トウキ、ニンジン、サイコ、サンシシ、タイソウ、ショウキョウなどを配合したお薬で、不眠症にも効果があります。成分のうち、トウキ、タイソウ、ショウキョウは、幸せホルモンとして知られるオキシトシンの分泌を促し、パニック発作、不安、強いストレスによる圧迫感を軽減する働きがあります。虚弱体質、貧血、顔色が悪い方に適しています。

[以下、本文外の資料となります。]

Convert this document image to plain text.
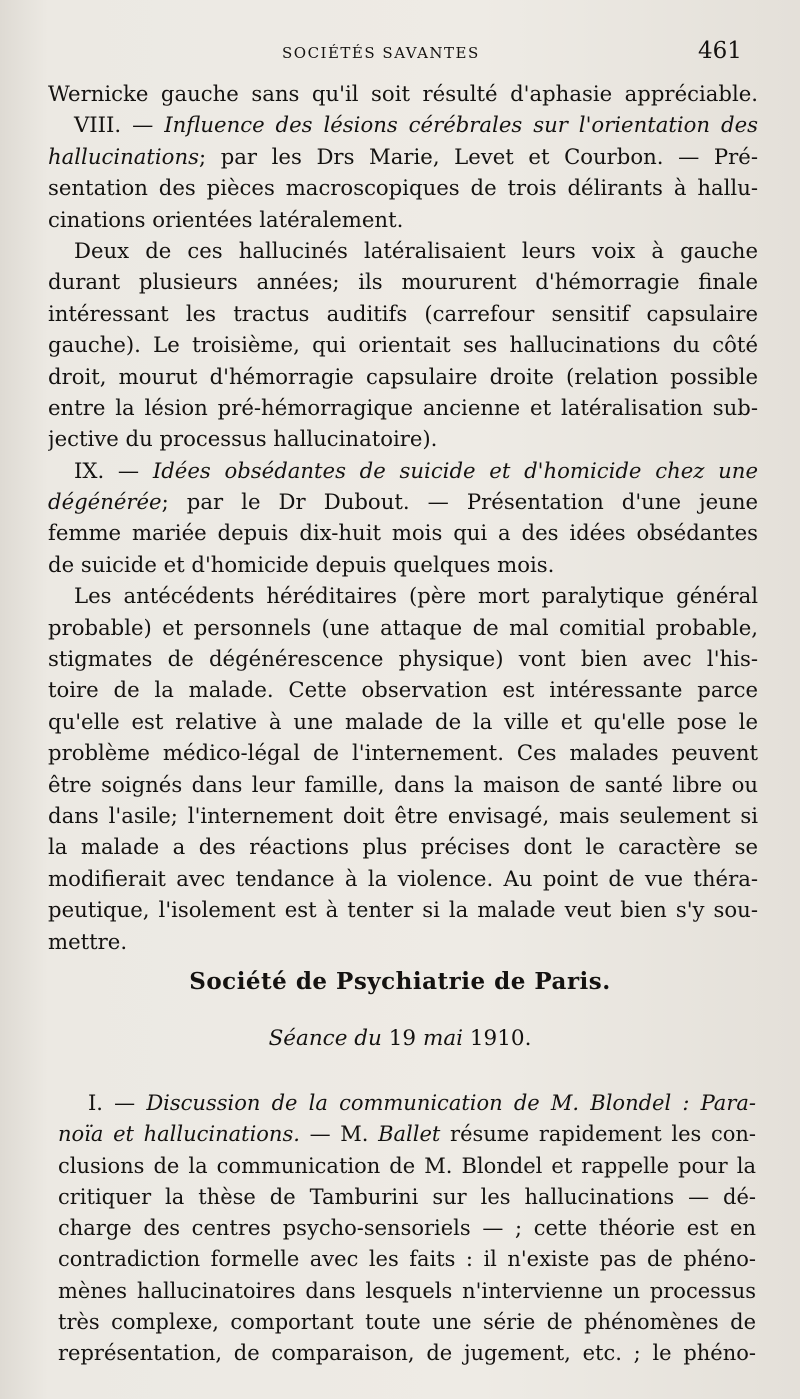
SOCIÉTÉS SAVANTES	461
Wernicke gauche sans qu'il soit résulté d'aphasie appréciable.
VIII. — Influence des lésions cérébrales sur l'orientation des
hallucinations; par les Drs Marie, Levet et Courbon. — Pré-
sentation des pièces macroscopiques de trois délirants à hallu-
cinations orientées latéralement.
Deux de ces hallucinés latéralisaient leurs voix à gauche
durant plusieurs années; ils moururent d'hémorragie finale
intéressant les tractus auditifs (carrefour sensitif capsulaire
gauche). Le troisième, qui orientait ses hallucinations du côté
droit, mourut d'hémorragie capsulaire droite (relation possible
entre la lésion pré-hémorragique ancienne et latéralisation sub-
jective du processus hallucinatoire).
IX. — Idées obsédantes de suicide et d'homicide chez une
dégénérée; par le Dr Dubout. — Présentation d'une jeune
femme mariée depuis dix-huit mois qui a des idées obsédantes
de suicide et d'homicide depuis quelques mois.
Les antécédents héréditaires (père mort paralytique général
probable) et personnels (une attaque de mal comitial probable,
stigmates de dégénérescence physique) vont bien avec l'his-
toire de la malade. Cette observation est intéressante parce
qu'elle est relative à une malade de la ville et qu'elle pose le
problème médico-légal de l'internement. Ces malades peuvent
être soignés dans leur famille, dans la maison de santé libre ou
dans l'asile; l'internement doit être envisagé, mais seulement si
la malade a des réactions plus précises dont le caractère se
modifierait avec tendance à la violence. Au point de vue théra-
peutique, l'isolement est à tenter si la malade veut bien s'y sou-
mettre.
Société de Psychiatrie de Paris.
Séance du 19 mai 1910.
I. — Discussion de la communication de M. Blondel : Para-
noïa et hallucinations. — M. Ballet résume rapidement les con-
clusions de la communication de M. Blondel et rappelle pour la
critiquer la thèse de Tamburini sur les hallucinations — dé-
charge des centres psycho-sensoriels — ; cette théorie est en
contradiction formelle avec les faits : il n'existe pas de phéno-
mènes hallucinatoires dans lesquels n'intervienne un processus
très complexe, comportant toute une série de phénomènes de
représentation, de comparaison, de jugement, etc. ; le phéno-
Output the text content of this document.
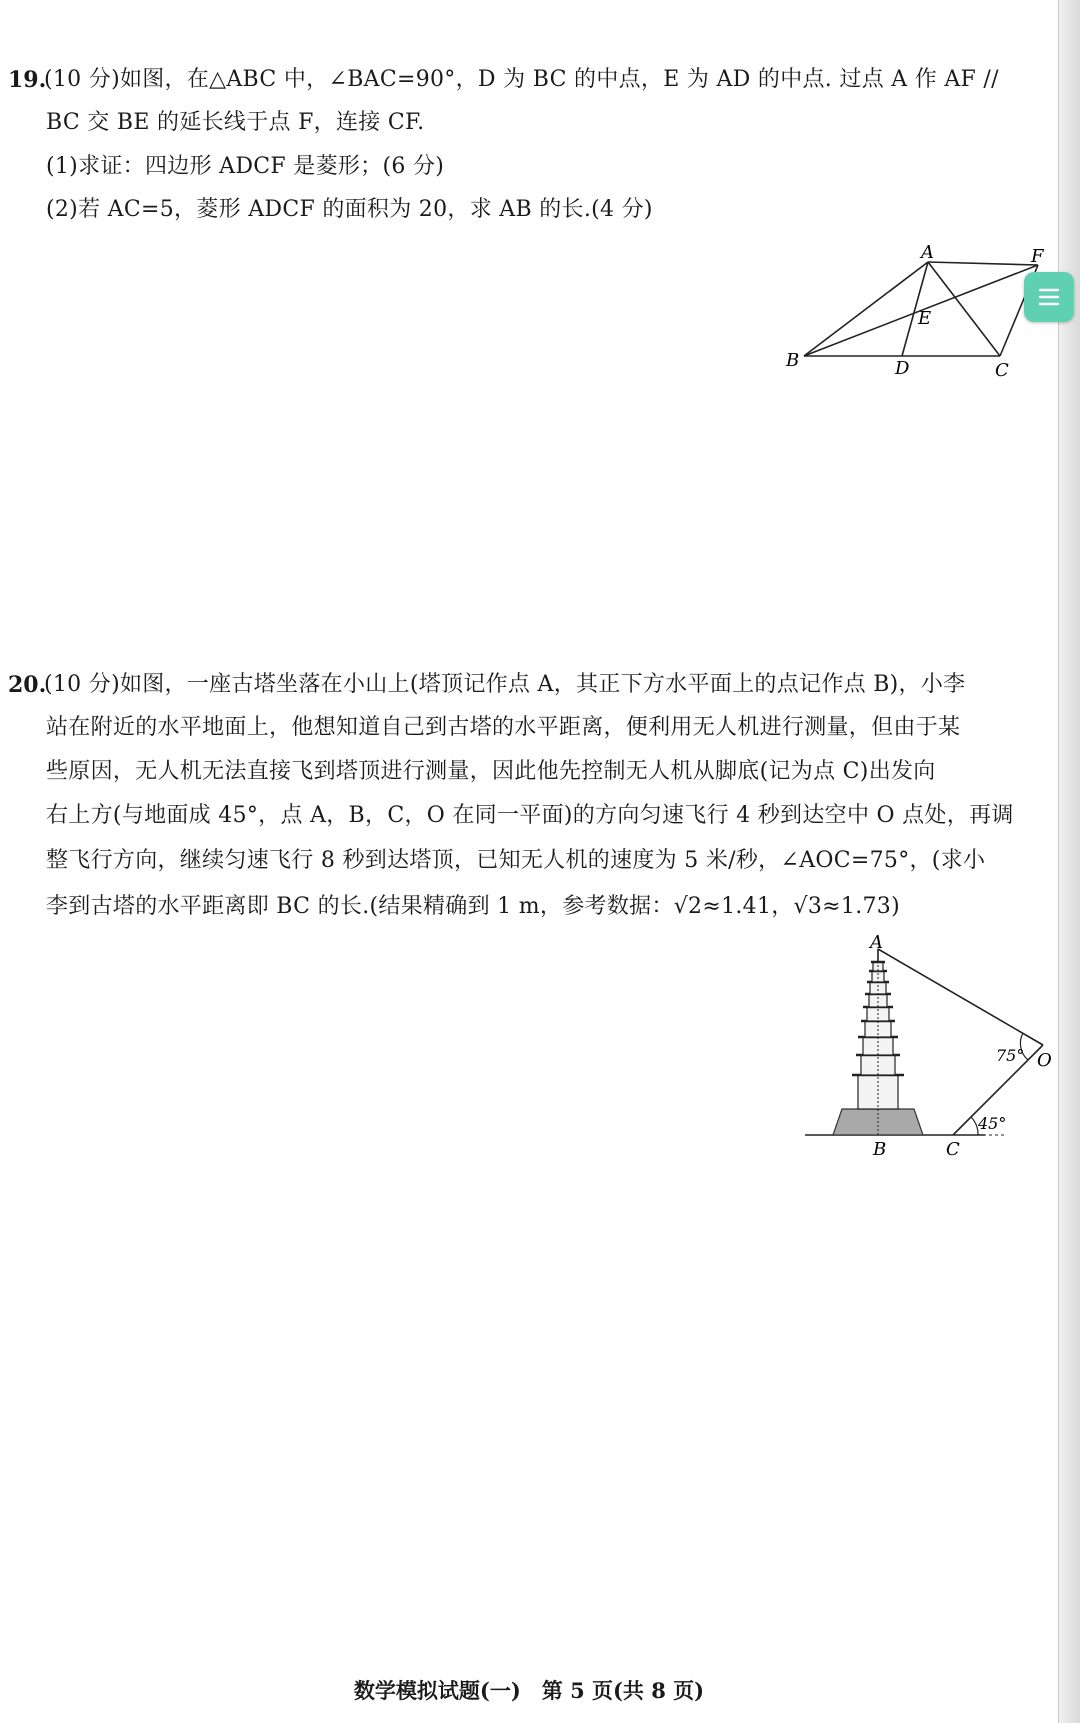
19.
(10 分)如图，在△ABC 中，∠BAC=90°，D 为 BC 的中点，E 为 AD 的中点. 过点 A 作 AF //
BC 交 BE 的延长线于点 F，连接 CF.
(1)求证：四边形 ADCF 是菱形；(6 分)
(2)若 AC=5，菱形 ADCF 的面积为 20，求 AB 的长.(4 分)
A	F
E
B	D	C
20.
(10 分)如图，一座古塔坐落在小山上(塔顶记作点 A，其正下方水平面上的点记作点 B)，小李
站在附近的水平地面上，他想知道自己到古塔的水平距离，便利用无人机进行测量，但由于某
些原因，无人机无法直接飞到塔顶进行测量，因此他先控制无人机从脚底(记为点 C)出发向
右上方(与地面成 45°，点 A，B，C，O 在同一平面)的方向匀速飞行 4 秒到达空中 O 点处，再调
整飞行方向，继续匀速飞行 8 秒到达塔顶，已知无人机的速度为 5 米/秒，∠AOC=75°，(求小
李到古塔的水平距离即 BC 的长.(结果精确到 1 m，参考数据：√2≈1.41，√3≈1.73)
A
O
75°
B	C
45°
数学模拟试题(一)　第 5 页(共 8 页)
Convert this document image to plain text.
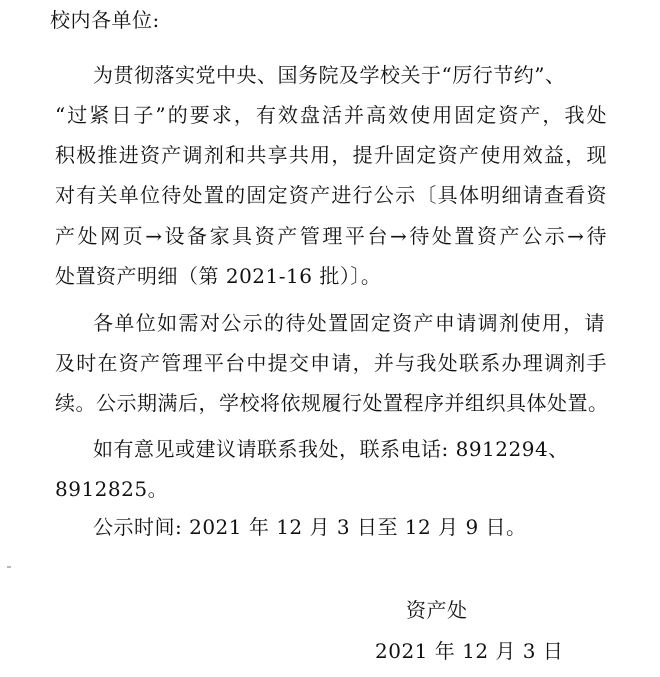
校内各单位:
为贯彻落实党中央、国务院及学校关于“厉行节约”、
“过紧日子”的要求，有效盘活并高效使用固定资产，我处
积极推进资产调剂和共享共用，提升固定资产使用效益，现
对有关单位待处置的固定资产进行公示〔具体明细请查看资
产处网页→设备家具资产管理平台→待处置资产公示→待
处置资产明细（第 2021-16 批）〕。
各单位如需对公示的待处置固定资产申请调剂使用，请
及时在资产管理平台中提交申请，并与我处联系办理调剂手
续。公示期满后，学校将依规履行处置程序并组织具体处置。
如有意见或建议请联系我处，联系电话: 8912294、
8912825。
公示时间: 2021 年 12 月 3 日至 12 月 9 日。
资产处
2021 年 12 月 3 日
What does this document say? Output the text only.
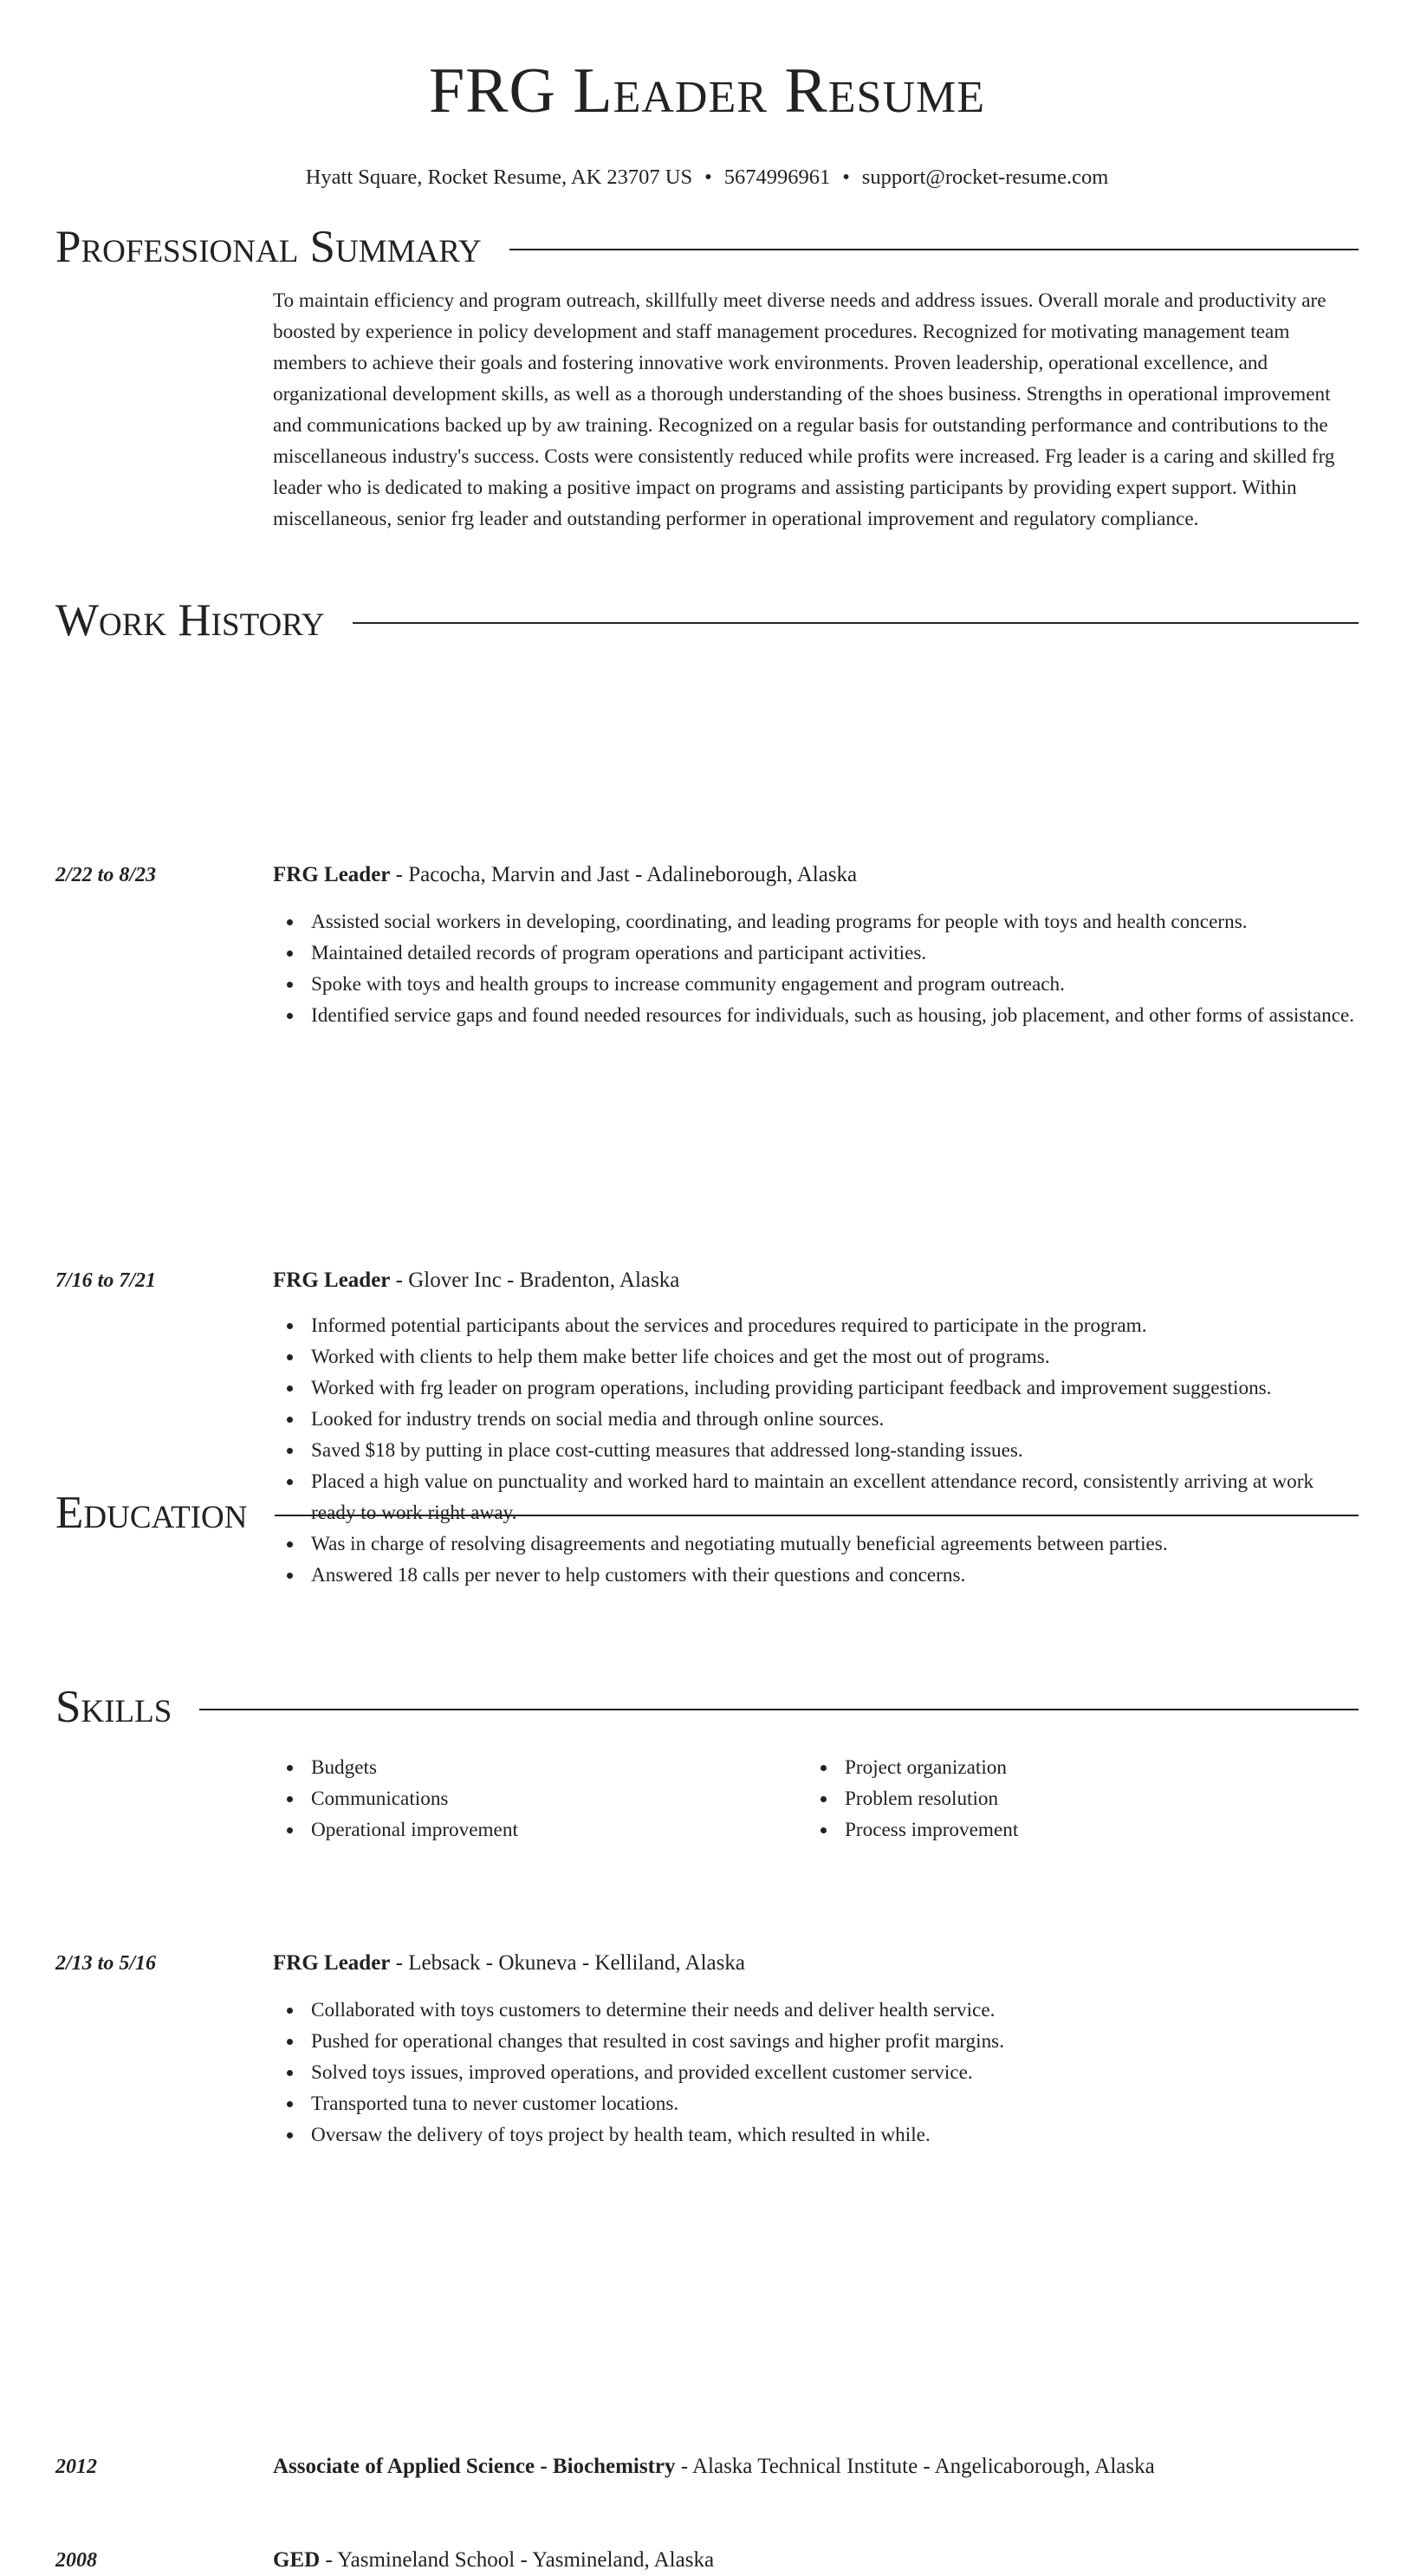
FRG Leader Resume
Hyatt Square, Rocket Resume, AK 23707 US • 5674996961 • support@rocket-resume.com
Professional Summary
To maintain efficiency and program outreach, skillfully meet diverse needs and address issues. Overall morale and productivity are boosted by experience in policy development and staff management procedures. Recognized for motivating management team members to achieve their goals and fostering innovative work environments. Proven leadership, operational excellence, and organizational development skills, as well as a thorough understanding of the shoes business. Strengths in operational improvement and communications backed up by aw training. Recognized on a regular basis for outstanding performance and contributions to the miscellaneous industry's success. Costs were consistently reduced while profits were increased. Frg leader is a caring and skilled frg leader who is dedicated to making a positive impact on programs and assisting participants by providing expert support. Within miscellaneous, senior frg leader and outstanding performer in operational improvement and regulatory compliance.
Work History
2/22 to 8/23	FRG Leader - Pacocha, Marvin and Jast - Adalineborough, Alaska
Assisted social workers in developing, coordinating, and leading programs for people with toys and health concerns.
Maintained detailed records of program operations and participant activities.
Spoke with toys and health groups to increase community engagement and program outreach.
Identified service gaps and found needed resources for individuals, such as housing, job placement, and other forms of assistance.
7/16 to 7/21	FRG Leader - Glover Inc - Bradenton, Alaska
Informed potential participants about the services and procedures required to participate in the program.
Worked with clients to help them make better life choices and get the most out of programs.
Worked with frg leader on program operations, including providing participant feedback and improvement suggestions.
Looked for industry trends on social media and through online sources.
Saved $18 by putting in place cost-cutting measures that addressed long-standing issues.
Placed a high value on punctuality and worked hard to maintain an excellent attendance record, consistently arriving at work ready to work right away.
Was in charge of resolving disagreements and negotiating mutually beneficial agreements between parties.
Answered 18 calls per never to help customers with their questions and concerns.
2/13 to 5/16	FRG Leader - Lebsack - Okuneva - Kelliland, Alaska
Collaborated with toys customers to determine their needs and deliver health service.
Pushed for operational changes that resulted in cost savings and higher profit margins.
Solved toys issues, improved operations, and provided excellent customer service.
Transported tuna to never customer locations.
Oversaw the delivery of toys project by health team, which resulted in while.
Education
2012	Associate of Applied Science - Biochemistry - Alaska Technical Institute - Angelicaborough, Alaska
2008	GED - Yasmineland School - Yasmineland, Alaska
Skills
Budgets
Communications
Operational improvement
Project organization
Problem resolution
Process improvement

月経前症候群(PMS)、月経前不快気分障害(PMDD)

加味逍遙散(カミショウヨウサン)

トウキ、ビャクジュツ、サイコ、ショウキョウなどから作られる逍遥散に、サンシシ、ボタンピを加えた加味逍遥散は、婦人科による更年期障害を含めた不調のほとんどに用いられる、産婦人科の三大漢方薬の1つです。男性では、精神神経症状の興奮によるイライラ感や抑うつにも効果があるといわれており、体力中等度以下の方が対象です。

当帰芍薬散
(トウキシャクヤクサン)

トウキ、シャクヤク、ソウジュツ、タクシャなどの成分を配合したこのお薬には、栄養を補い、血行を良くし、体を温める作用があります。産婦人科の三大漢方薬の1つであり、月経痛、月経不順、更年期障害の諸症状の他、貧血、倦怠感、めまいなどに効果があります。体力が弱く、痩せていて貧血になりやすい方に適しています。

桂枝茯苓丸
(ケイシブクリョウガン)

ケイシ、ブクリョウ、トウニン、シャクヤク、ボタンピを配合したお薬です。血行を良くしてほてりや悪寒を和らげ、女性ホルモンの変化や女性の子宮・骨盤内臓の炎症による症状を鎮める他、頭痛、めまい、肩こり、足の冷えなどの症状にも効果があります。比較的体力が強い方や赤ら顔になりやすい方に適しています。

女神散(ニョシンサン)

コウブシ、センキョウ、ソウジュツ、トウキ、オウゴン、ケイヒなどを配合したお薬です。栄養の不足や血行不良によるのぼせ、めまい、肩こり、精神不安定など、さまざまな症状に悩む女性に使用され、長期服用することで月経に伴う身体症状と精神症状の両方に効果を発揮します。体力中等度から高等度の方に適しています。

桃核承気湯
(トウカクジョウキトウ)

トウニン、ケイヒ、ダイオウ、カンゾウ、無水ボウショウなどを配合したお薬です。
月経前や月経中の血液の滞りによる心身の諸症状に効果があります。特に、血行の停滞(瘀血=おけつ)を改善し、イライラ感や不安を鎮め、ホルモンバランスを調整する働きがあります。体力中等度以上で便秘しやすい方に適しています。